Known bots bypass cache, pull from origin?

My cache settings with cloudflare are working as expected. I’m just curious as to why my origin server logs show all of the bot traffic, it’s not being cached.

I’m guessing that’s the default behavior for known-bots? I’m sure there’s a good reason but I can’t find any articles about known-bots bypassing cache. I see lots of Googlebot, Bing, etc. requests in origin logs but don’t have a rule to exclude them from cache.

I’d like to know which bots are able to access origin by default

If you mean which are allowed to bypass cache by default, the answer is “none.”

Googlebot, Bing etc are all reaching my origin server. If they are not auto-allowed to bypass cache by cloudflare, and I have no rules to give them a pass set, are they reaching my domain by IP directly? Bypassing cloudflare entirely? Sending special headers?

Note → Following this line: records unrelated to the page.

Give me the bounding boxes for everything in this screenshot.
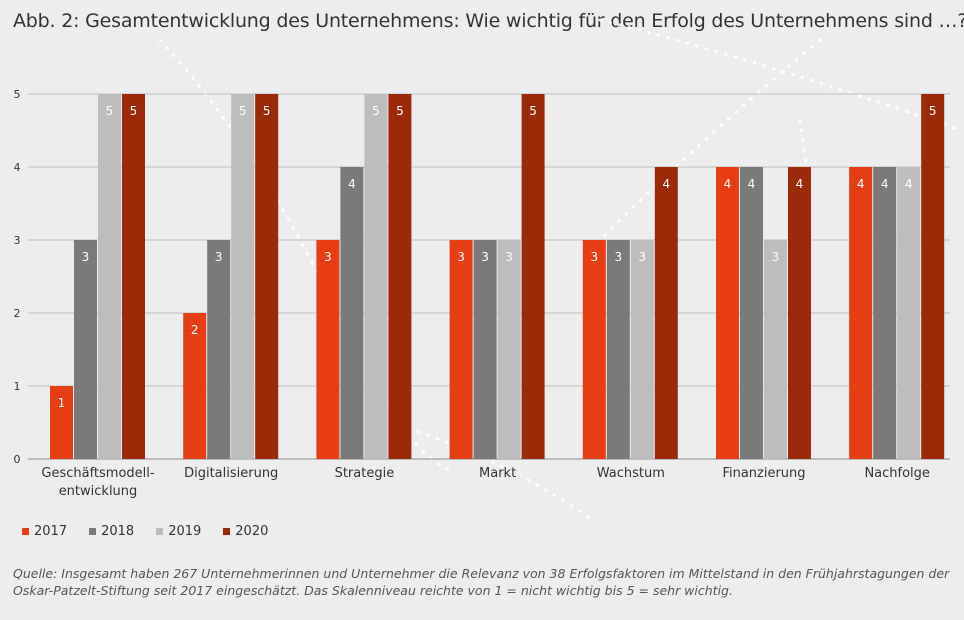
data-label: 4 bbox=[905, 177, 913, 191]
bar bbox=[50, 386, 73, 459]
data-label: 4 bbox=[857, 177, 865, 191]
data-label: 4 bbox=[881, 177, 889, 191]
bar bbox=[582, 240, 606, 459]
bar bbox=[897, 167, 921, 459]
data-label: 4 bbox=[348, 177, 356, 191]
data-label: 4 bbox=[748, 177, 756, 191]
data-label: 4 bbox=[796, 177, 804, 191]
legend-label: 2017 bbox=[34, 524, 68, 539]
x-tick-label: Digitalisierung bbox=[184, 466, 278, 481]
bar bbox=[364, 94, 388, 459]
bar bbox=[873, 167, 897, 459]
legend-swatch bbox=[156, 528, 164, 535]
bar bbox=[788, 167, 811, 459]
x-tick-label: Markt bbox=[479, 466, 516, 481]
data-label: 2 bbox=[191, 323, 199, 337]
bar bbox=[764, 240, 787, 459]
data-label: 3 bbox=[590, 250, 598, 264]
bar bbox=[630, 240, 654, 459]
bar bbox=[921, 94, 945, 459]
y-tick-label: 1 bbox=[14, 380, 21, 393]
bar bbox=[606, 240, 630, 459]
bar bbox=[122, 94, 145, 459]
x-tick-label: Strategie bbox=[335, 466, 395, 481]
y-tick-label: 3 bbox=[14, 234, 21, 247]
bar bbox=[654, 167, 678, 459]
legend-item: 2019 bbox=[156, 524, 201, 539]
source-note: Quelle: Insgesamt haben 267 Unternehmeri… bbox=[13, 566, 950, 598]
data-label: 3 bbox=[215, 250, 223, 264]
bar bbox=[388, 94, 412, 459]
bar bbox=[255, 94, 279, 459]
x-tick-label: Geschäftsmodell- bbox=[41, 466, 155, 481]
data-label: 5 bbox=[529, 104, 537, 118]
data-label: 5 bbox=[396, 104, 404, 118]
bar bbox=[849, 167, 873, 459]
legend-label: 2018 bbox=[101, 524, 135, 539]
bar bbox=[497, 240, 521, 459]
background-dotted-arc bbox=[378, 418, 596, 520]
legend-item: 2017 bbox=[22, 524, 67, 539]
legend-label: 2020 bbox=[235, 524, 269, 539]
legend-item: 2020 bbox=[223, 524, 268, 539]
bar bbox=[231, 94, 255, 459]
data-label: 3 bbox=[638, 250, 646, 264]
data-label: 3 bbox=[481, 250, 489, 264]
legend-swatch bbox=[223, 528, 231, 535]
legend-swatch bbox=[22, 528, 29, 535]
data-label: 5 bbox=[929, 104, 937, 118]
background-dotted-arc bbox=[598, 38, 822, 242]
legend: 2017 2018 2019 2020 bbox=[22, 524, 268, 539]
x-tick-label: Finanzierung bbox=[722, 466, 805, 481]
y-tick-label: 0 bbox=[14, 453, 21, 466]
bar bbox=[98, 94, 121, 459]
data-label: 5 bbox=[263, 104, 271, 118]
data-label: 3 bbox=[324, 250, 332, 264]
x-tick-label: entwicklung bbox=[59, 484, 138, 499]
x-tick-label: Wachstum bbox=[597, 466, 665, 481]
background-dotted-arc bbox=[598, 18, 962, 132]
legend-label: 2019 bbox=[168, 524, 202, 539]
data-label: 5 bbox=[106, 104, 114, 118]
bar bbox=[716, 167, 739, 459]
bar bbox=[74, 240, 97, 459]
data-label: 3 bbox=[772, 250, 780, 264]
y-tick-label: 2 bbox=[14, 307, 21, 320]
y-tick-label: 4 bbox=[14, 161, 21, 174]
bar bbox=[449, 240, 473, 459]
chart-title: Abb. 2: Gesamtentwicklung des Unternehme… bbox=[13, 10, 964, 32]
x-tick-label: Nachfolge bbox=[864, 466, 929, 481]
data-label: 4 bbox=[724, 177, 732, 191]
legend-swatch bbox=[89, 528, 97, 535]
data-label: 3 bbox=[457, 250, 465, 264]
y-tick-label: 5 bbox=[14, 88, 21, 101]
data-label: 5 bbox=[130, 104, 138, 118]
bar bbox=[207, 240, 231, 459]
data-label: 5 bbox=[239, 104, 247, 118]
bar bbox=[340, 167, 364, 459]
bar-chart: 0 1 2 3 4 5 1 3 5 5 Geschäftsmodell-entwicklung 2 3 5… bbox=[14, 18, 962, 520]
bar bbox=[740, 167, 763, 459]
data-label: 5 bbox=[372, 104, 380, 118]
data-label: 3 bbox=[614, 250, 622, 264]
bar bbox=[521, 94, 545, 459]
data-label: 4 bbox=[662, 177, 670, 191]
bar bbox=[316, 240, 340, 459]
bar bbox=[183, 313, 207, 459]
data-label: 3 bbox=[82, 250, 90, 264]
data-label: 1 bbox=[58, 396, 66, 410]
legend-item: 2018 bbox=[89, 524, 134, 539]
bar bbox=[473, 240, 497, 459]
data-label: 3 bbox=[505, 250, 513, 264]
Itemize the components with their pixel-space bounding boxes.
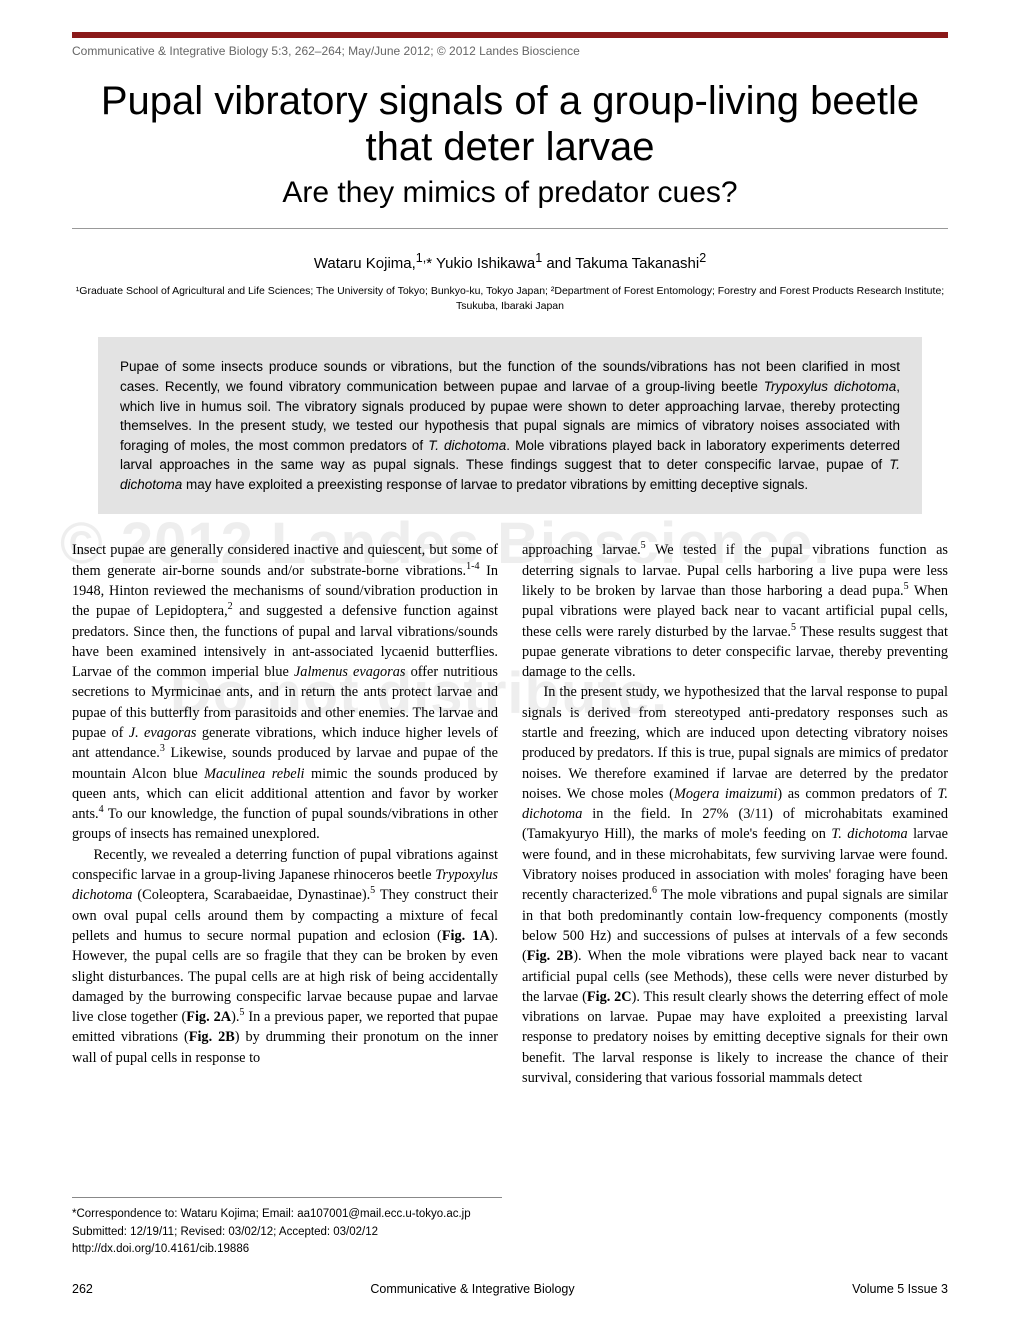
- title-line-2: that deter larvae: [365, 125, 654, 169]
- page-footer: 262 Volume 5 Issue 3 Communicative & Int…: [72, 1282, 948, 1296]
- title-line-1: Pupal vibratory signals of a group-livin…: [101, 79, 919, 123]
- submitted-line: Submitted: 12/19/11; Revised: 03/02/12; …: [72, 1224, 502, 1241]
- body-para: Insect pupae are generally considered in…: [72, 540, 498, 844]
- correspondence-block: *Correspondence to: Wataru Kojima; Email…: [72, 1197, 502, 1258]
- journal-meta-line: Communicative & Integrative Biology 5:3,…: [72, 44, 948, 58]
- body-para: approaching larvae.5 We tested if the pu…: [522, 540, 948, 682]
- body-para: Recently, we revealed a deterring functi…: [72, 845, 498, 1068]
- authors: Wataru Kojima,1,* Yukio Ishikawa1 and Ta…: [72, 251, 948, 272]
- page-number: 262: [72, 1282, 93, 1296]
- article-subtitle: Are they mimics of predator cues?: [72, 176, 948, 210]
- body-columns: Insect pupae are generally considered in…: [72, 540, 948, 1088]
- doi-line: http://dx.doi.org/10.4161/cib.19886: [72, 1241, 502, 1258]
- footer-journal-name: Communicative & Integrative Biology: [72, 1282, 948, 1296]
- accent-bar: [72, 32, 948, 38]
- volume-issue: Volume 5 Issue 3: [852, 1282, 948, 1296]
- article-title: Pupal vibratory signals of a group-livin…: [72, 78, 948, 170]
- correspondence-line: *Correspondence to: Wataru Kojima; Email…: [72, 1206, 502, 1223]
- page: Communicative & Integrative Biology 5:3,…: [0, 0, 1020, 1320]
- body-para: In the present study, we hypothesized th…: [522, 682, 948, 1088]
- abstract: Pupae of some insects produce sounds or …: [98, 337, 922, 514]
- affiliations: ¹Graduate School of Agricultural and Lif…: [72, 284, 948, 313]
- rule-top: [72, 228, 948, 229]
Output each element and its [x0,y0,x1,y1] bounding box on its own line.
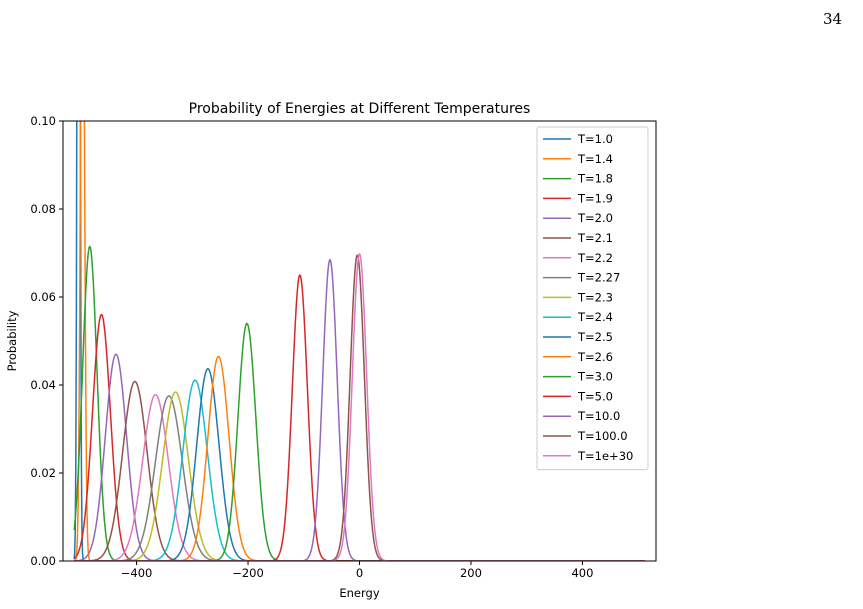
legend-entry: T=3.0 [577,370,613,384]
y-tick-label: 0.08 [30,202,56,216]
legend-entry: T=1.8 [577,172,613,186]
page-number: 34 [823,10,843,28]
legend-entry: T=1.4 [577,152,613,166]
legend-entry: T=100.0 [577,429,628,443]
chart-title: Probability of Energies at Different Tem… [189,101,531,117]
series-line-10 [73,379,646,561]
series-line-8 [73,395,646,561]
x-tick-label: −400 [121,566,153,580]
y-tick-label: 0.00 [30,554,56,568]
legend-entry: T=1.0 [577,132,613,146]
x-tick-label: 0 [356,566,363,580]
y-tick-label: 0.10 [30,114,56,128]
y-axis-ticks: 0.00 0.02 0.04 0.06 0.08 0.10 [30,114,63,568]
legend-entry: T=2.1 [577,231,613,245]
series-line-7 [73,393,646,561]
x-axis-ticks: −400 −200 0 200 400 [121,561,593,580]
x-tick-label: −200 [232,566,264,580]
series-line-16 [73,254,646,561]
legend-entry: T=2.3 [577,290,613,304]
legend-entry: T=2.0 [577,211,613,225]
legend-entry: T=5.0 [577,389,613,403]
y-axis-label: Probability [5,310,19,371]
y-tick-label: 0.02 [30,466,56,480]
legend-box [536,126,649,471]
series-line-9 [73,391,646,561]
x-tick-label: 200 [460,566,482,580]
legend-entry: T=1.9 [577,191,613,205]
series-line-6 [73,380,646,561]
legend-entry: T=2.5 [577,330,613,344]
legend: T=1.0 T=1.4 T=1.8 T=1.9 T=2.0 T=2.1 T=2.2 T=2.2… [536,126,649,471]
legend-entry: T=2.2 [577,251,613,265]
y-tick-label: 0.04 [30,378,56,392]
legend-entry: T=1e+30 [577,449,633,463]
y-tick-label: 0.06 [30,290,56,304]
legend-entry: T=10.0 [577,409,620,423]
legend-entry: T=2.6 [577,350,613,364]
plot-frame [62,120,657,562]
legend-entry: T=2.27 [577,271,620,285]
x-tick-label: 400 [571,566,593,580]
x-axis-label: Energy [339,586,379,600]
series-line-17 [73,253,646,561]
legend-entry: T=2.4 [577,310,613,324]
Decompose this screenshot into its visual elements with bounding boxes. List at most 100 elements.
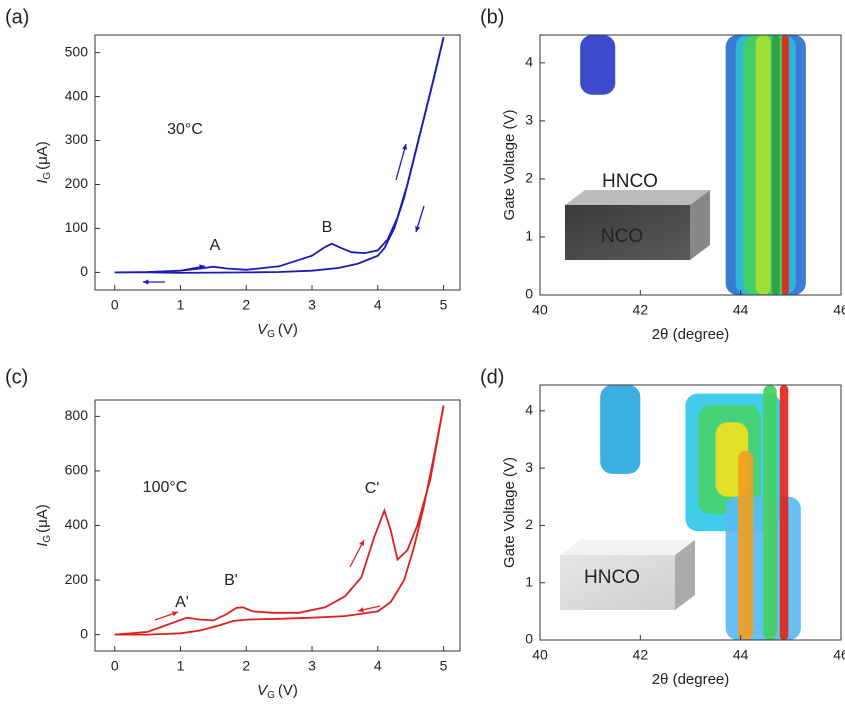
panel-label: (c): [5, 366, 28, 388]
y-axis-label: IG (μA): [34, 141, 53, 184]
intensity-region: [580, 35, 616, 95]
inset-label: HNCO: [602, 171, 658, 192]
x-tick-label: 5: [440, 658, 448, 674]
label-symbol: V: [257, 682, 269, 699]
axes-frame: [539, 34, 842, 296]
intensity-region: [771, 35, 780, 295]
y-tick-label: 1: [525, 228, 533, 244]
intensity-region: [779, 385, 789, 640]
inset-box: [560, 555, 675, 610]
plot-area: [600, 385, 801, 640]
plot-area: [114, 405, 445, 636]
y-tick-label: 200: [65, 175, 89, 191]
y-tick-label: 300: [65, 131, 89, 147]
y-axis-label: IG (μA): [34, 504, 53, 547]
axes-frame: [539, 384, 842, 641]
arrow-head: [172, 611, 178, 617]
x-tick-label: 0: [111, 297, 119, 313]
y-tick-label: 400: [65, 516, 89, 532]
label-unit: (V): [278, 682, 298, 699]
inset-box-side: [675, 540, 695, 610]
x-tick-label: 0: [111, 658, 119, 674]
y-tick-label: 2: [525, 170, 533, 186]
data-line: [114, 36, 445, 274]
label-sub: G: [42, 172, 53, 180]
x-tick-label: 1: [177, 297, 185, 313]
label-symbol: I: [34, 180, 51, 184]
y-tick-label: 0: [525, 631, 533, 647]
y-tick-label: 3: [525, 459, 533, 475]
data-line: [114, 405, 445, 636]
x-tick-label: 3: [308, 658, 316, 674]
inset-box: [565, 205, 690, 260]
intensity-region: [763, 385, 777, 640]
x-tick-label: 46: [833, 647, 845, 663]
plot-area: [114, 36, 445, 274]
y-axis-label: Gate Voltage (V): [501, 457, 518, 568]
arrow-head: [143, 279, 149, 285]
label-sub: G: [267, 329, 275, 340]
annotation: B: [322, 219, 333, 236]
plot-area: [580, 35, 806, 295]
y-tick-label: 2: [525, 516, 533, 532]
y-tick-label: 100: [65, 219, 89, 235]
label-sub: G: [267, 690, 275, 701]
inset-box-top: [565, 190, 710, 205]
x-axis-label: VG (V): [257, 321, 298, 340]
x-axis-label: 2θ (degree): [652, 671, 730, 688]
annotation: A: [210, 237, 221, 254]
annotation: C': [365, 480, 380, 497]
x-tick-label: 2: [242, 658, 250, 674]
y-tick-label: 3: [525, 112, 533, 128]
arrow-head: [199, 264, 205, 270]
label-symbol: V: [257, 321, 269, 338]
arrow-head: [359, 540, 364, 546]
x-tick-label: 42: [633, 302, 649, 318]
x-tick-label: 4: [374, 297, 382, 313]
panel-label: (a): [5, 6, 29, 28]
x-axis-label: 2θ (degree): [652, 326, 730, 343]
annotation: 100°C: [143, 479, 188, 496]
label-unit: (μA): [34, 141, 51, 170]
annotation: B': [224, 572, 238, 589]
data-line: [114, 36, 445, 274]
x-tick-label: 40: [532, 302, 548, 318]
label-unit: (V): [278, 321, 298, 338]
y-tick-label: 0: [80, 263, 88, 279]
y-tick-label: 400: [65, 87, 89, 103]
arrow-head: [358, 607, 364, 613]
data-line: [114, 405, 445, 636]
inset-label: HNCO: [584, 567, 640, 588]
y-tick-label: 0: [525, 286, 533, 302]
annotation: 30°C: [167, 121, 203, 138]
intensity-region: [755, 35, 771, 295]
axes-frame: [94, 34, 461, 291]
intensity-region: [738, 450, 754, 640]
y-tick-label: 200: [65, 571, 89, 587]
panel-label: (d): [480, 366, 504, 388]
x-tick-label: 40: [532, 647, 548, 663]
intensity-region: [600, 385, 641, 474]
y-tick-label: 600: [65, 462, 89, 478]
y-tick-label: 1: [525, 573, 533, 589]
annotation: A': [175, 594, 189, 611]
label-symbol: I: [34, 543, 51, 547]
arrow-head: [402, 144, 408, 150]
x-tick-label: 42: [633, 647, 649, 663]
label-unit: (μA): [34, 504, 51, 533]
x-axis-label: VG (V): [257, 682, 298, 701]
x-tick-label: 3: [308, 297, 316, 313]
x-tick-label: 46: [833, 302, 845, 318]
y-tick-label: 4: [525, 54, 533, 70]
y-tick-label: 0: [80, 625, 88, 641]
arrow-head: [415, 226, 421, 232]
panel-label: (b): [480, 6, 504, 28]
x-tick-label: 2: [242, 297, 250, 313]
y-tick-label: 500: [65, 43, 89, 59]
inset-box-top: [560, 540, 695, 555]
x-tick-label: 4: [374, 658, 382, 674]
y-tick-label: 4: [525, 401, 533, 417]
x-tick-label: 5: [440, 297, 448, 313]
y-tick-label: 800: [65, 407, 89, 423]
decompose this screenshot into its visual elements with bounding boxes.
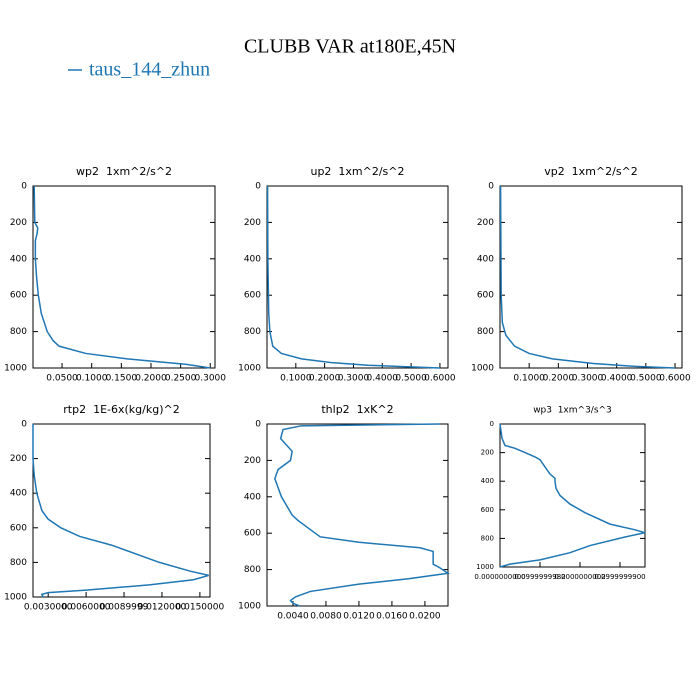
profile-line [274,423,451,607]
x-tick-label: 0.0500 [46,374,78,384]
y-tick-label: 800 [244,565,261,575]
y-tick-label: 600 [10,291,27,301]
x-tick-label: 0.0999999980 [514,573,565,581]
x-tick-label: 0.0160 [376,612,408,622]
x-tick-label: 0.0120000 [138,603,187,613]
y-tick-label: 200 [10,218,27,228]
plot-frame [499,185,683,369]
y-tick-label: 400 [10,489,27,499]
y-tick-label: 0 [255,182,261,192]
y-tick-label: 200 [481,449,494,457]
figure-title: CLUBB VAR at180E,45N [244,36,456,58]
subplot-title: wp3 1xm^3/s^3 [533,406,612,416]
x-tick-label: 0.0000000000 [474,573,525,581]
y-tick-label: 600 [244,529,261,539]
plot-frame [499,423,646,568]
x-tick-label: 0.0150000 [176,603,225,613]
x-tick-label: 0.1500 [106,374,138,384]
x-tick-label: 0.4000 [601,374,633,384]
x-tick-label: 0.6000 [659,374,691,384]
y-tick-label: 600 [10,523,27,533]
plot-frame [32,185,216,369]
x-tick-label: 0.2000 [309,374,341,384]
y-tick-label: 200 [244,218,261,228]
y-tick-label: 1000 [4,593,27,603]
x-tick-label: 0.0089999 [100,603,149,613]
plot-frame [266,423,449,607]
y-tick-label: 1000 [471,364,494,374]
y-tick-label: 1000 [4,364,27,374]
plot-frame [32,423,211,598]
x-tick-label: 0.1000 [76,374,108,384]
y-tick-label: 400 [10,254,27,264]
y-tick-label: 0 [488,182,494,192]
y-tick-label: 0 [490,420,494,428]
y-tick-label: 600 [481,506,494,514]
y-tick-label: 800 [10,558,27,568]
profile-line [33,185,211,369]
y-tick-label: 800 [244,327,261,337]
y-tick-label: 800 [477,327,494,337]
y-tick-label: 400 [244,492,261,502]
x-tick-label: 0.2999999900 [594,573,645,581]
subplot-title: wp2 1xm^2/s^2 [76,165,172,178]
x-tick-label: 0.5000 [395,374,427,384]
profile-line [499,185,676,369]
y-tick-label: 0 [255,420,261,430]
y-tick-label: 1000 [476,563,494,571]
subplot-title: up2 1xm^2/s^2 [310,165,404,178]
y-tick-label: 200 [244,456,261,466]
y-tick-label: 600 [477,291,494,301]
x-tick-label: 0.5000 [630,374,662,384]
y-tick-label: 800 [10,327,27,337]
profile-line [266,185,440,369]
y-tick-label: 400 [481,477,494,485]
x-tick-label: 0.0120 [343,612,375,622]
y-tick-label: 200 [10,454,27,464]
y-tick-label: 200 [477,218,494,228]
x-tick-label: 0.2000 [135,374,167,384]
x-tick-label: 0.4000 [367,374,399,384]
x-tick-label: 0.0060000 [62,603,111,613]
x-tick-label: 0.3000 [195,374,227,384]
x-tick-label: 0.6000 [424,374,456,384]
y-tick-label: 600 [244,291,261,301]
subplot-title: vp2 1xm^2/s^2 [544,165,638,178]
profile-line [499,423,646,568]
x-tick-label: 0.0080 [310,612,342,622]
x-tick-label: 0.2000000000 [554,573,605,581]
x-tick-label: 0.0200 [409,612,441,622]
x-tick-label: 0.0040 [277,612,309,622]
y-tick-label: 1000 [238,364,261,374]
legend-label: taus_144_zhun [89,59,210,81]
x-tick-label: 0.3000 [338,374,370,384]
subplot-title: rtp2 1E-6x(kg/kg)^2 [63,403,179,416]
x-tick-label: 0.1000 [513,374,545,384]
x-tick-label: 0.2000 [543,374,575,384]
y-tick-label: 400 [477,254,494,264]
y-tick-label: 400 [244,254,261,264]
y-tick-label: 0 [21,420,27,430]
x-tick-label: 0.3000 [572,374,604,384]
profile-line [32,424,209,598]
y-tick-label: 800 [481,534,494,542]
x-tick-label: 0.0030000 [24,603,73,613]
y-tick-label: 1000 [238,602,261,612]
y-tick-label: 0 [21,182,27,192]
x-tick-label: 0.2500 [165,374,197,384]
subplot-title: thlp2 1xK^2 [321,403,393,416]
x-tick-label: 0.1000 [280,374,312,384]
plot-frame [266,185,449,369]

The reason I am getting known bot logs in origin is because they obeyed my origin headers, oops. While I have versioned files and static assets like images set to max-cache a long time into the future, html (ie: most urls) had a very short cache time set on origin.

I set the cloudflare cache time well into the future but it respects shorter cache time rules on origin, so google, bing et all were checking for new versions daily, and not getting a cached version or 304 response.

Fixed on origin = immediately fixed on CF, no need to clear the existing cache as CF updated the cache time instantly. Nice.